CVE-2025-4748 is a path traversal vulnerability identified in the Erlang Open Telecom Platform (OTP), specifically within the standard library (stdlib) modules responsible for handling ZIP file operations. The vulnerability arises from improper limitation of pathname inputs in the zip.erl source file, affecting the functions zip:unzip/1, zip:unzip/2, zip:extract/1, and zip:extract/2 unless the 'memory' option is explicitly used. This flaw allows an attacker to perform absolute path traversal, enabling unauthorized file manipulation on the host system. The vulnerability affects a wide range of OTP versions, from OTP 17.0 through OTP 28.0.1, including intermediate patch versions such as OTP 27.3.4.1 and OTP 26.2.5.13, and corresponding stdlib versions from 2.0 up to 7.0.1. The core issue is that the vulnerable functions do not adequately sanitize or restrict file paths extracted from ZIP archives, allowing crafted ZIP files to overwrite or create files outside the intended extraction directory. This can lead to arbitrary file writes, potentially overwriting critical system or application files, which may result in privilege escalation, code execution, or denial of service. The CVSS 4.0 base score is 4.8 (medium severity), reflecting that the attack vector is local (AV:L), requires low attack complexity (AC:L), no privileges (PR:N), but does require user interaction (UI:P). The vulnerability impacts confidentiality, integrity, and availability to a limited extent, with no scope change. No known exploits are currently reported in the wild, and no official patches have been linked yet. The vulnerability is particularly relevant to systems and applications that utilize Erlang OTP's ZIP handling capabilities, especially those that process untrusted ZIP files without the 'memory' option enabled, which mitigates the issue by avoiding filesystem extraction.

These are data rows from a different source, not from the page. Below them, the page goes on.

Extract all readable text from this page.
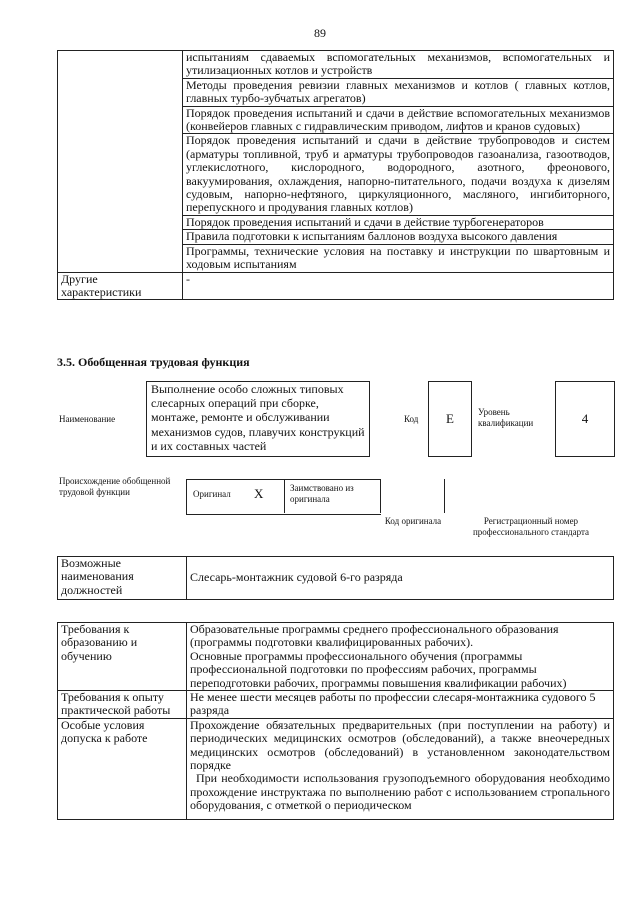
89
	испытаниям сдаваемых вспомогательных механизмов, вспомогательных и утилизационных котлов и устройств
	Методы проведения ревизии главных механизмов и котлов ( главных котлов, главных турбо-зубчатых агрегатов)
	Порядок проведения испытаний и сдачи в действие вспомогательных механизмов (конвейеров главных с гидравлическим приводом, лифтов и кранов судовых)
	Порядок проведения испытаний и сдачи в действие трубопроводов и систем (арматуры топливной, труб и арматуры трубопроводов газоанализа, газоотводов, углекислотного, кислородного, водородного, азотного, фреонового, вакуумирования, охлаждения, напорно-питательного, подачи воздуха к дизелям судовым, напорно-нефтяного, циркуляционного, масляного, ингибиторного, перепускного и продувания главных котлов)
	Порядок проведения испытаний и сдачи в действие турбогенераторов
	Правила подготовки к испытаниям баллонов воздуха высокого давления
	Программы, технические условия на поставку и инструкции по швартовным и ходовым испытаниям
Другие характеристики	-
3.5. Обобщенная трудовая функция
Наименование
Выполнение особо сложных типовых слесарных операций при сборке, монтаже, ремонте и обслуживании механизмов судов, плавучих конструкций и их составных частей
Код	Е	Уровень квалификации	4
Происхождение обобщенной трудовой функции	Оригинал Х	Заимствовано из оригинала
Код оригинала	Регистрационный номер профессионального стандарта
Возможные наименования должностей	Слесарь-монтажник судовой 6-го разряда
Требования к образованию и обучению	Образовательные программы среднего профессионального образования (программы подготовки квалифицированных рабочих).
Основные программы профессионального обучения (программы профессиональной подготовки по профессиям рабочих, программы переподготовки рабочих, программы повышения квалификации рабочих)

Требования к опыту практической работы	Не менее шести месяцев работы по профессии слесаря-монтажника судового 5 разряда
Особые условия допуска к работе	Прохождение обязательных предварительных (при поступлении на работу) и периодических медицинских осмотров (обследований), а также внеочередных медицинских осмотров (обследований) в установленном законодательством порядке
При необходимости использования грузоподъемного оборудования необходимо прохождение инструктажа по выполнению работ с использованием стропального оборудования, с отметкой о периодическом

For European organizations, the impact of CVE-2025-4748 can be significant in environments where Erlang OTP is used, particularly in telecommunications, messaging platforms, distributed systems, and backend services that rely on Erlang for concurrency and fault tolerance. Exploitation could allow attackers to manipulate files on affected systems, potentially leading to unauthorized code execution, data corruption, or service disruption. This is especially critical for organizations handling sensitive data or critical infrastructure, as file manipulation could compromise system integrity or availability. The requirement for local access and user interaction limits remote exploitation but does not eliminate risk, especially in multi-user environments or where attackers can trick users into processing malicious ZIP files. Given Erlang's widespread use in telecom and financial sectors, the vulnerability could affect core services, leading to operational disruptions and reputational damage. Additionally, the lack of patches at the time of disclosure increases the window of exposure. European organizations with legacy OTP versions or those slow to update are at higher risk. The medium severity rating suggests moderate urgency but should not be underestimated in high-value or sensitive environments.

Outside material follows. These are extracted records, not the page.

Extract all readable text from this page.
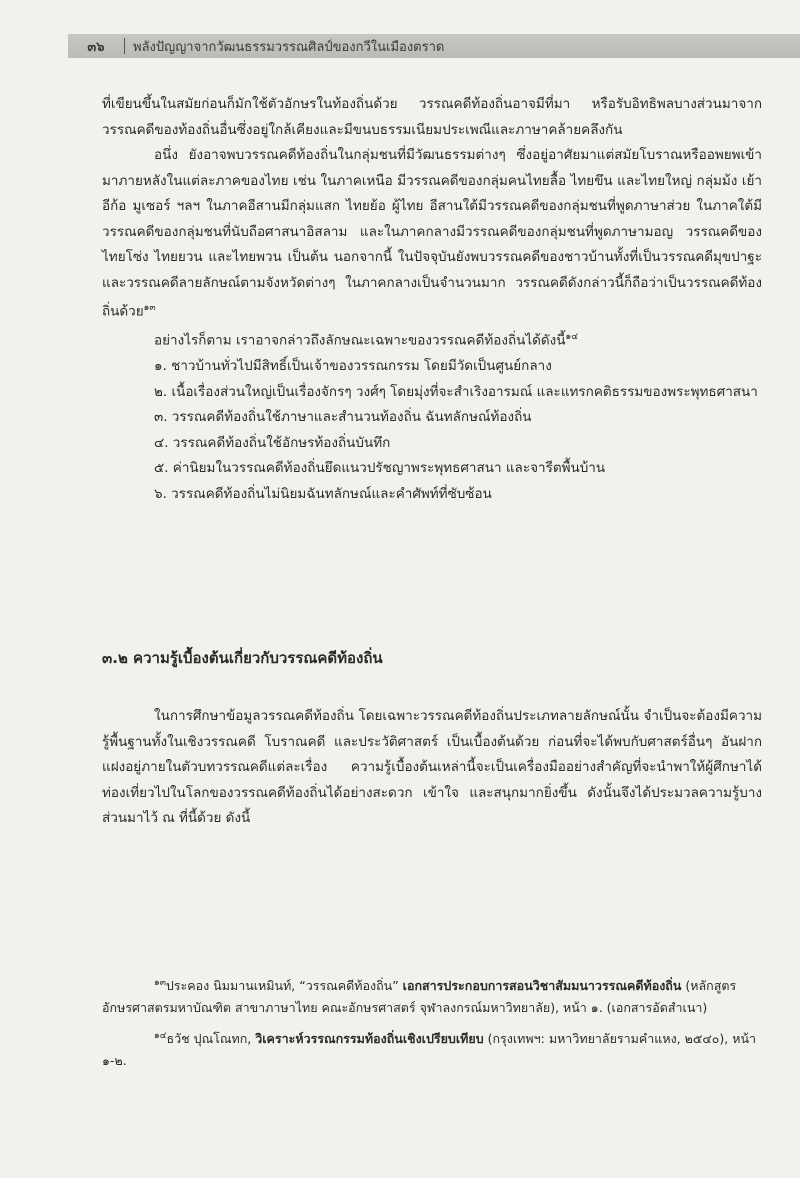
๓๖	พลังปัญญาจากวัฒนธรรมวรรณศิลป์ของกวีในเมืองตราด

ที่เขียนขึ้นในสมัยก่อนก็มักใช้ตัวอักษรในท้องถิ่นด้วย วรรณคดีท้องถิ่นอาจมีที่มา หรือรับอิทธิพลบางส่วนมาจากวรรณคดีของท้องถิ่นอื่นซึ่งอยู่ใกล้เคียงและมีขนบธรรมเนียมประเพณีและภาษาคล้ายคลึงกัน

อนึ่ง ยังอาจพบวรรณคดีท้องถิ่นในกลุ่มชนที่มีวัฒนธรรมต่างๆ ซึ่งอยู่อาศัยมาแต่สมัยโบราณหรืออพยพเข้ามาภายหลังในแต่ละภาคของไทย เช่น ในภาคเหนือ มีวรรณคดีของกลุ่มคนไทยลื้อ ไทยขึน และไทยใหญ่ กลุ่มม้ง เย้า อีก้อ มูเซอร์ ฯลฯ ในภาคอีสานมีกลุ่มแสก ไทยย้อ ผู้ไทย อีสานใต้มีวรรณคดีของกลุ่มชนที่พูดภาษาส่วย ในภาคใต้มีวรรณคดีของกลุ่มชนที่นับถือศาสนาอิสลาม และในภาคกลางมีวรรณคดีของกลุ่มชนที่พูดภาษามอญ วรรณคดีของไทยโซ่ง ไทยยวน และไทยพวน เป็นต้น นอกจากนี้ ในปัจจุบันยังพบวรรณคดีของชาวบ้านทั้งที่เป็นวรรณคดีมุขปาฐะและวรรณคดีลายลักษณ์ตามจังหวัดต่างๆ ในภาคกลางเป็นจำนวนมาก วรรณคดีดังกล่าวนี้ก็ถือว่าเป็นวรรณคดีท้องถิ่นด้วย$^{๑๓}$

อย่างไรก็ตาม เราอาจกล่าวถึงลักษณะเฉพาะของวรรณคดีท้องถิ่นได้ดังนี้$^{๑๔}$

๑. ชาวบ้านทั่วไปมีสิทธิ์เป็นเจ้าของวรรณกรรม โดยมีวัดเป็นศูนย์กลาง
๒. เนื้อเรื่องส่วนใหญ่เป็นเรื่องจักรๆ วงศ์ๆ โดยมุ่งที่จะสำเริงอารมณ์ และแทรกคติธรรมของพระพุทธศาสนา
๓. วรรณคดีท้องถิ่นใช้ภาษาและสำนวนท้องถิ่น ฉันทลักษณ์ท้องถิ่น
๔. วรรณคดีท้องถิ่นใช้อักษรท้องถิ่นบันทึก
๕. ค่านิยมในวรรณคดีท้องถิ่นยึดแนวปรัชญาพระพุทธศาสนา และจารีตพื้นบ้าน
๖. วรรณคดีท้องถิ่นไม่นิยมฉันทลักษณ์และคำศัพท์ที่ซับซ้อน
๓.๒ ความรู้เบื้องต้นเกี่ยวกับวรรณคดีท้องถิ่น

ในการศึกษาข้อมูลวรรณคดีท้องถิ่น โดยเฉพาะวรรณคดีท้องถิ่นประเภทลายลักษณ์นั้น จำเป็นจะต้องมีความรู้พื้นฐานทั้งในเชิงวรรณคดี โบราณคดี และประวัติศาสตร์ เป็นเบื้องต้นด้วย ก่อนที่จะได้พบกับศาสตร์อื่นๆ อันฝากแฝงอยู่ภายในตัวบทวรรณคดีแต่ละเรื่อง ความรู้เบื้องต้นเหล่านี้จะเป็นเครื่องมืออย่างสำคัญที่จะนำพาให้ผู้ศึกษาได้ท่องเที่ยวไปในโลกของวรรณคดีท้องถิ่นได้อย่างสะดวก เข้าใจ และสนุกมากยิ่งขึ้น ดังนั้นจึงได้ประมวลความรู้บางส่วนมาไว้ ณ ที่นี้ด้วย ดังนี้

$^{๑๓}$ประคอง นิมมานเหมินท์, “วรรณคดีท้องถิ่น” เอกสารประกอบการสอนวิชาสัมมนาวรรณคดีท้องถิ่น (หลักสูตรอักษรศาสตรมหาบัณฑิต สาขาภาษาไทย คณะอักษรศาสตร์ จุฬาลงกรณ์มหาวิทยาลัย), หน้า ๑. (เอกสารอัดสำเนา)

$^{๑๔}$ธวัช ปุณโณทก, วิเคราะห์วรรณกรรมท้องถิ่นเชิงเปรียบเทียบ (กรุงเทพฯ: มหาวิทยาลัยรามคำแหง, ๒๕๔๐), หน้า ๑-๒.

Avoid processing ZIP files from untrusted sources or implement strict validation of ZIP contents before extraction. Use the 'memory' option in zip:unzip and zip:extract functions to handle ZIP contents in-memory rather than extracting to the filesystem, mitigating path traversal risks. Upgrade Erlang OTP to versions beyond 28.0.1 once patches addressing this vulnerability are released. Implement application-level sandboxing or containerization to limit the impact of potential file manipulations. Monitor file system changes and maintain integrity checks on critical files to detect unauthorized modifications. Educate users and administrators about the risks of opening or processing ZIP files from unverified sources, reducing the likelihood of user interaction-based exploitation. Apply strict access controls and least privilege principles to limit the ability of compromised processes to affect critical system components. Review and harden backup and recovery procedures to quickly restore systems in case of exploitation.